BOOK REVIEW || The Agents Offers a Glimpse into a Probable Dystopian Future
The Agents by Grégoire Courtois offers much much food for thought.
The book is set in an environment where humans live in buildings, inside their cubicles, where their sole purpose is to wake up to work (or pretend to work), eat, and sleep. Those who reside outside of the buildings that rise hundreds of storeys into the sky and have to roam the street are deemed lowly ‘cats’. The employees, in the book referred to as Agents, are made to believe that living inside these cookie-cutter buildings, doing the same thing every day, is what they live for. You work until you die. Those who could no longer live like that would throw themselves from the windows to plummet down to the street below. Gory, yes, but that’s not why I have been ruminating on the book weeks after I finished reading it.
The premise of the book made me think of how we are conditioned to be productive since when we were children. Children would go to school during the day for a set number of hours. When we graduate from our educational career, we are taught that we should get a stable, 9 to 5 office job. The book takes this to the extreme; the story depicts a future where we don’t ever leave the workplace because it has become is our home. There is no need to do anything other than work. The day is scheduled with three breaks, where you enjoy the same breakfast prepared on a hot plate every morning, the cafeteria provides lunch, and you sleep for some five-odd hours before waking up to work again. Agents don’t even need to procreate. If an Agent is fired from their job or unfortunately meets their demise face down on the street, a replacement Agent is sent through a nondescript 8 Char door to replace them and take over their cubicle.

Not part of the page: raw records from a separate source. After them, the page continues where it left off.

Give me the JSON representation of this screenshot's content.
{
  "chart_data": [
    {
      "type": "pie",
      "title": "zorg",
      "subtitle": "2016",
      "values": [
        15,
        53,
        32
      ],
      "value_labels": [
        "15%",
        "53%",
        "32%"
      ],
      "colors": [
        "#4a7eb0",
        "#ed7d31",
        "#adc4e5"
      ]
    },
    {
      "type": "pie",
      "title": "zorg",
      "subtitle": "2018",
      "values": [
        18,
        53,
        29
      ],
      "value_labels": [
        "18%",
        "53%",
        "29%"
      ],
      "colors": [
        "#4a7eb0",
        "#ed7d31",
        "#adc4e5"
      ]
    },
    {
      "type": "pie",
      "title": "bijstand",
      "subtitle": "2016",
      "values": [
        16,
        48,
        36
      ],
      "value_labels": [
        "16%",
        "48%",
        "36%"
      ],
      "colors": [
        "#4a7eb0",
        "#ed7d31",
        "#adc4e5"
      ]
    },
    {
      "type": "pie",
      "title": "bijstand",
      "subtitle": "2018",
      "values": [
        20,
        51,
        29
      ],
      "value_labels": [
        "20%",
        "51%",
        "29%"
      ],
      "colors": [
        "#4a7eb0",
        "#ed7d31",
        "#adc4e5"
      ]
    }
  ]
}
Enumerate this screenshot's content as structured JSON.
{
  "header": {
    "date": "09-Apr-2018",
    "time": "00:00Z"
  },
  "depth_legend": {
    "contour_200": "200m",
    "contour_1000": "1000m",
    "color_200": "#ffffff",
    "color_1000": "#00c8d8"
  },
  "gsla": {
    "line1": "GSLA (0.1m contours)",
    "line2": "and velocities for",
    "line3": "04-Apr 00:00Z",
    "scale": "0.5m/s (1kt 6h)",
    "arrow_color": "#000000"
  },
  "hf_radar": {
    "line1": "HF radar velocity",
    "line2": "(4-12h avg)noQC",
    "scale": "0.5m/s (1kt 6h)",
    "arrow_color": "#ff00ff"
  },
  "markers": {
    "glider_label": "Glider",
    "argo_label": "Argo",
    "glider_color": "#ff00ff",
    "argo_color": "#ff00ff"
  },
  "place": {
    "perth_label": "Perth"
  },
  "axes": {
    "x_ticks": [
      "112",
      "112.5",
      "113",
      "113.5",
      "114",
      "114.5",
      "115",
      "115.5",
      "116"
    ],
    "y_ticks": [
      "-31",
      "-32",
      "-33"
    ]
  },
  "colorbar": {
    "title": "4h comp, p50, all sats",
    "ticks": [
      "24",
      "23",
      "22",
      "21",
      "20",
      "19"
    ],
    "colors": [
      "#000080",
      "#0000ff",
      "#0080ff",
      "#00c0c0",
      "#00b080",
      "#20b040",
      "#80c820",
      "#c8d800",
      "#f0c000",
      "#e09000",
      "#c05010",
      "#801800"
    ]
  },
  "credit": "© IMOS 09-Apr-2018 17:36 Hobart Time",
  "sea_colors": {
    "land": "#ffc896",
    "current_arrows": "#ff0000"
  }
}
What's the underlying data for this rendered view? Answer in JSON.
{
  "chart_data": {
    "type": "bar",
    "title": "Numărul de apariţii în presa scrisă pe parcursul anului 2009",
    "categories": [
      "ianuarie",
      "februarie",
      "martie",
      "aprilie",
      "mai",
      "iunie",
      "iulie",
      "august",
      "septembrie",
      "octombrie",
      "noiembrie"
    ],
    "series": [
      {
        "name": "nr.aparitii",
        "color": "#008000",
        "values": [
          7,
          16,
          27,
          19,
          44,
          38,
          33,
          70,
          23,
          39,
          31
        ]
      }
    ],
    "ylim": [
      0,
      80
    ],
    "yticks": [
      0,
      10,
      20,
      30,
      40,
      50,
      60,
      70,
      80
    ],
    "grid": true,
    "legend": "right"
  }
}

The book takes the theory of productivity to the extreme with this setup. If I had read the book before the pandemic, this world the author meticulously outlines would have been more likely to materialize. After the pandemic, many are leaving their routine 9 to 5 jobs to become content creators, and digital nomads or starting their businesses to break the cycle. Still, I’ve not tried my hand at becoming a content creator, and I know from experience that owning your own business doesn’t necessarily mean you enjoy unparalleled freedom (in fact, it usually means the opposite). This may be why it made me consider why I have thus far followed the invisible rule to maintain a 9-to-5 schedule. Who said we have to do it this way? I’m still thinking of this question right now and will continue to do so until I can break from my cycle.
Another main idea in the book that I feel is relatable to how humans operate nowadays is waking up to a curated feed for our minds to ingest and take as fact. Our curated social feeds based on our browsing, listening, shopping, and even physical behaviour (for example, where we check in and what our GPS reveals about our preferences), are tailored to fuel what we already believe. This reinforces our unwavering belief in the news we are served and keeps us coming back for more to affirm our views.
While we read these curated feeds on social media and through mobile apps, podcasts, tv shows and more, the Agents in the book are shown a daily feed when they wake up, containing the latest news and gossip on celebrities, companies, and even stock exchanges whose existence is highly questionable. It reminds me how we rely on these curated feeds to shape our world. It’s becoming harder for us to decipher between real and fake news, and curated feeds reinforce and widen the worldwide divide between opinions, values, and beliefs.
For example, if you are leftist, then the news you read would likely be articles that support this view, which continues to reinforce and affirm your beliefs. This means you never even get to read articles that share other worldviews. If the system sees that you are always reading about the looming recession, it will continue to serve you these articles because you spend more time on this type of news. This equals more time spent on the app, more clicks on ads, and thus more potential and realized revenue for the platform.
If we are to fix the widening gap between groups with different opinions on all matters, maybe re-introducing a non-curated, chronological, unbiased feed would be the first step.
The Agents showed me what the future could be if we continue to travel down the current path. We would live in a world where we accept things based on the media we are fed and imprison ourselves in our jobs.
I would recommend the book to those who feel stuck in their lives, and who need a wake-up call about what the future could hold if we continue to allow the media to shape our views and create an even more divided world.